63. DHS Fachkonferenz 2024 in Essen

Das Thema „Lebenswelten bewegen“ stand im Fokus der 63. DHS Fachkonferenz SUCHT.  Die Veranstaltung mit 212 Teilnehmenden und 48 Referentinnen und Referenten stieß auf sehr großes Interesse und war komplett ausgebucht. Mit Fachvorträgen und Foren bot die Konferenz vom 28. bis 30. Oktober 2024 in Essen ein aktuelles und vielfältiges Programm. Lebenswelten wurden aus verschiedenen Blickwinkeln betrachtet und dabei die Risiken für die Entwicklung einer Abhängigkeitserkrankung beleuchtet. Dementsprechend wurden auch Prävention sowie gute Behandlungs- und Beratungsansätze als Möglichkeiten und Chancen in den Lebenswelten thematisiert. Experten und Expertinnen aus Praxis, Wissenschaft und Behandlung gaben in Vorträgen und Foren Einblicke zu Risiken und Lösungsansätzen in den unterschiedlichsten Lebenswelten. Klar wurde: Es gilt, Lebenswelten gesundheitsförderlich zu gestalten - zusammen mit der Politik und den Akteuren innerhalb und außerhalb des Gesundheitswesens.

Sehr gut ausgearbeitete Konzepte, die die Lebenswelten suchtkranker Menschen einbeziehen, gibt es im Kontext von Sozialarbeit in der Sucht / Suchttherapie. Sie tragen maßgeblich zum Verständnis bei, wie Abhängigkeit entsteht, aufrechterhalten und behandelt werden kann. Prof. Dr. Rebekka Streck von der Evangelischen Hochschule Berlin sprach dazu in ihrem Fachvortrag am ersten Veranstaltungstag vom „lebensweltlichen Blick auf die Sucht“. Aus dieser Betrachtungsweise heraus sollen Hilfsangebote passgenau sein und entsprechend mit den Betroffenen abgeklärt werden.

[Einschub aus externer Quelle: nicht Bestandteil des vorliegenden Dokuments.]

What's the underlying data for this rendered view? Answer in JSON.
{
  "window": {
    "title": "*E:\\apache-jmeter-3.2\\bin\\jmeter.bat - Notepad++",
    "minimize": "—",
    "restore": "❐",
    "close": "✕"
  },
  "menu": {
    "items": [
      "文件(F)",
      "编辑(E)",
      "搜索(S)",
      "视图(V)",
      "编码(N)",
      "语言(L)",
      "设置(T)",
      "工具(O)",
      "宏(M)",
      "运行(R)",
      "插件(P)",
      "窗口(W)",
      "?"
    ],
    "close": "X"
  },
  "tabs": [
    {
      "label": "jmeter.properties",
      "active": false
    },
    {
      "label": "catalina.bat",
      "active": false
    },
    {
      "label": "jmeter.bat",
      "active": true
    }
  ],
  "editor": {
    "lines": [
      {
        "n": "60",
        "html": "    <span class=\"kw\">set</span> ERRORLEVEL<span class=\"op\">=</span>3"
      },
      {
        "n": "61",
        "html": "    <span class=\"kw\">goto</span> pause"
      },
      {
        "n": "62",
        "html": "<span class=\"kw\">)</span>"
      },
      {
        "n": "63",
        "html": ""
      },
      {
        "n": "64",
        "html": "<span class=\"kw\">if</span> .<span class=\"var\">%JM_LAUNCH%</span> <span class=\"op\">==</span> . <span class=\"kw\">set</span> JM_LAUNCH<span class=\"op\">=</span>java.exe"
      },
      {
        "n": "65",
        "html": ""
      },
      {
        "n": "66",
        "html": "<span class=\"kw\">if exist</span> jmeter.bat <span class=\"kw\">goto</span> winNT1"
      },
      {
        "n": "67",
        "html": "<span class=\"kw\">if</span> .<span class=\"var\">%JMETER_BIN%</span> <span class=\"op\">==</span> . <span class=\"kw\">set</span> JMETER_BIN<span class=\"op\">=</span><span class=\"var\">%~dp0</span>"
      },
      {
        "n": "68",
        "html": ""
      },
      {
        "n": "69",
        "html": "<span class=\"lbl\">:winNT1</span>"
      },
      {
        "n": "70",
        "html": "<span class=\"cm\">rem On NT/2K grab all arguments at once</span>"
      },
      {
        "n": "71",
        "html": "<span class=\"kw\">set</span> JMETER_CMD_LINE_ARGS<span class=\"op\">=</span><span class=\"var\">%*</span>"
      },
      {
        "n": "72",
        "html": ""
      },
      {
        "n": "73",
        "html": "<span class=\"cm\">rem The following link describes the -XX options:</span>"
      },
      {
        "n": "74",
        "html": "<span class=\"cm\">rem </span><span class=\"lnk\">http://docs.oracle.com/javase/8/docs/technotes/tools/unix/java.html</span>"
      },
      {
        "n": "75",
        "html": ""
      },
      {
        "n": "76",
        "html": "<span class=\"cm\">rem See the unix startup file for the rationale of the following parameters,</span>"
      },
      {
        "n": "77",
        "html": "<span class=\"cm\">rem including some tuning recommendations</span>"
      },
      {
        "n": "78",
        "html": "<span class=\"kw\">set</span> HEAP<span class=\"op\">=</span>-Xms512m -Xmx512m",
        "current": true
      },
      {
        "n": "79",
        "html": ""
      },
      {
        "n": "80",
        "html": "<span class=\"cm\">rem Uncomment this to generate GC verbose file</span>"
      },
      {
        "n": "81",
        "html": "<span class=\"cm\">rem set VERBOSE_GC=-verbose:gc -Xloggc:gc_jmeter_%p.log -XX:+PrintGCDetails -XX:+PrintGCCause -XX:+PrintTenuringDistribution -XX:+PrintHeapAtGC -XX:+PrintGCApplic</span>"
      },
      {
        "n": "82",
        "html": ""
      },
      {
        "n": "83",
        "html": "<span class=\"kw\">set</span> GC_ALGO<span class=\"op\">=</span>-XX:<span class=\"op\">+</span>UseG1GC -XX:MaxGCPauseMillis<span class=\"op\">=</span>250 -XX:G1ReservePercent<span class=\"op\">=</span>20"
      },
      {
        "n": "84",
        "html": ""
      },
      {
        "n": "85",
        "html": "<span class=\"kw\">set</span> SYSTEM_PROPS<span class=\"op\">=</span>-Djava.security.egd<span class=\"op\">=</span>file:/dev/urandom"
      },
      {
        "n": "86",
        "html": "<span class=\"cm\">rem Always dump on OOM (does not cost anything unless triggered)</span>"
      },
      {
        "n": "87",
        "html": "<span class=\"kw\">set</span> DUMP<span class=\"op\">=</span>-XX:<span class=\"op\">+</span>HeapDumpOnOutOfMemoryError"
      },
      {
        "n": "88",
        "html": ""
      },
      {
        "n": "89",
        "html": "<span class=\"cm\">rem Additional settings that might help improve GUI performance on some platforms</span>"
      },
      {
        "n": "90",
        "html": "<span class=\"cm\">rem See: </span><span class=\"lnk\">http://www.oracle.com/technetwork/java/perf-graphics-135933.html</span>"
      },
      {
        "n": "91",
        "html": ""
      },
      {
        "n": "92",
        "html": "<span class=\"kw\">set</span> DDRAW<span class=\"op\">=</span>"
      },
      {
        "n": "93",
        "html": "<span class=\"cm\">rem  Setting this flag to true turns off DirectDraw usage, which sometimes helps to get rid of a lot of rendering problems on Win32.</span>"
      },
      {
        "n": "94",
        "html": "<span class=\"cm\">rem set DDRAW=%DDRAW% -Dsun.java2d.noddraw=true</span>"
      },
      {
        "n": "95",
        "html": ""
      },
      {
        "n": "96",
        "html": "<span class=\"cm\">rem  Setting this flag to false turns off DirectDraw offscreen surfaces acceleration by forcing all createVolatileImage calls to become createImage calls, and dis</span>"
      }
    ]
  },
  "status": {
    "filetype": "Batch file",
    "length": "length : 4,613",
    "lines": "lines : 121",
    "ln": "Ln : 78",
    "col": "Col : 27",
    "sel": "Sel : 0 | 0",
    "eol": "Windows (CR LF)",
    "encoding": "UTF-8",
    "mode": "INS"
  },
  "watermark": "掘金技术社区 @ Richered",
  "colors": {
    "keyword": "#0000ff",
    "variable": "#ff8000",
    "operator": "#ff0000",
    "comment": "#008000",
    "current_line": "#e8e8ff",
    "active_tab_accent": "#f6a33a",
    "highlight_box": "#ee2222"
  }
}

Lebenswelten beeinflussen die Entstehung und Bewältigung von Abhängigkeitserkrankungen, wie Dr. Gallus Bischof (Universitätsklinikum Schleswig-Holstein, Lübeck) in seinem Vortrag anschaulich darstellte. Je mehr Risikofaktoren ein Mensch ausgesetzt ist und je weniger Schutzfaktoren in seiner Lebenswelt vorhanden sind, umso höher ist die Gefahr der Abhängigkeit. Um die Inanspruchnahme von Hilfen seitens der Betroffenen zu fördern, braucht es den Ausbau von niedrigschwelligen Zugängen und mehr Zieloffenheit in der Beratung und Behandlung. Ein weiterer Baustein ist es, die Arbeit mit Angehörigen zu intensivieren.

Der Einfluss der Lebenswelt wird am Beispiel der Lebenswelt Familie besonders deutlich: „Sämtliche Personen aus dem Umfeld des Süchtigen sind in unterschiedlicher Ausprägung betroffen, besonders die Kinder erleben unter Umständen eine gravierende Beeinträchtigung und Gefährdung ihrer persönlichen Entwicklung“, führte Katharina Prünte vom Institut „Construct“ (Köln) in ihrem Beitrag unter dem Titel „Lebenswelt Familie - Ressourcen- statt Defizitbeschreibung“ aus.

Interessante Einblicke in die potenziellen Suchtrisiken der Lebenswelt Internet bot Prof. Dr. Hans-Jürgen Rumpf (Universitätsklinikum Schleswig-Holstein, Lübeck) zum Abschluss des ersten Veranstaltungstages.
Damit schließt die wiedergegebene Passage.